Le scénariste de jeux vidéo reconnu, David Gaider, a fait des comparaisons entre le jeu Clair Obscur : Expedition 33 et Baldur’s Gate 3, les décrivant comme des « lettres d’amour » à leurs genres respectifs. Gaider a souligné comment les deux titres ont réussi à attirer des audiences plus larges, défiant la croyance selon laquelle le marché des jeux de rôle a une limite en termes de nombre de joueurs. Selon lui, la qualité d’un jeu peut considérablement élargir ce public.
Les RPGs sont loin d’être des jeux vidéo de niche
Gaider a observé l’impact que Baldur’s Gate 3 a eu sur la communauté des gamers, devenant un phénomène qui a même attiré l’attention de ceux qui ne jouent normalement pas à des titres RPG denses. Dans une veine similaire, Expedition 33 se présente comme un jeu supérieur dans le domaine des JRPG, accessible aux joueurs qui ne sont normalement pas attirés par ce style. Cette capacité à résonner sur un spectre plus large est due à la qualité de ses présentations et de sa jouabilité.
Un des points les plus pertinents de la conversation a été l’importance de permettre un développement prolongé pour les jeux. Gaider a mentionné que la durée de l’accès anticipé de Baldur’s Gate 3 a permis à l’équipe de répondre aux retours des joueurs, un luxe que les éditeurs ont souvent tendance à limiter en raison de pressions financières. Souvent, ces pressions poussent les développeurs à diluer les caractéristiques uniques de leurs jeux à la recherche d’un attrait massif.

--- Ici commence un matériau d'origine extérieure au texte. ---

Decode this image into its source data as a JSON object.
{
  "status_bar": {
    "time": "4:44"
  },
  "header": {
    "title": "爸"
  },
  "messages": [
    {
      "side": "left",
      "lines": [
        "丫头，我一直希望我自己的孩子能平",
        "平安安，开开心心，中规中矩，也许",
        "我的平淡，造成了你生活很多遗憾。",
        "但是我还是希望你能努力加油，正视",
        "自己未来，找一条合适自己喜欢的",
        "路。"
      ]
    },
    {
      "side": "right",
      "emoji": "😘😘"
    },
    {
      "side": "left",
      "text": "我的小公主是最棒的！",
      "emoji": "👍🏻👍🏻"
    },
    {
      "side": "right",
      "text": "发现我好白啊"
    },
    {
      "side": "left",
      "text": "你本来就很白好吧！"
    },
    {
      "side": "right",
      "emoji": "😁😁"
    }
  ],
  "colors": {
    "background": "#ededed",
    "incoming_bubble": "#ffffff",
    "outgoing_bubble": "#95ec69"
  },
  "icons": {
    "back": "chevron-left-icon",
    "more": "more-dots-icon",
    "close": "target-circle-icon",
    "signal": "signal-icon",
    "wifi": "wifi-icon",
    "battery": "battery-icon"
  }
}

Enfin, bien que Gaider ait exprimé son désir de créer un RPG dans sa nouvelle société, Summerfall, il a souligné qu’il se concentre d’abord sur un roguelike prometteur, qui sert de « notre dernier espoir pour maintenir le studio en vie ». Cette approche met en lumière les décisions difficiles auxquelles sont confrontés les développeurs dans l’environnement compétitif de l’industrie du jeu vidéo.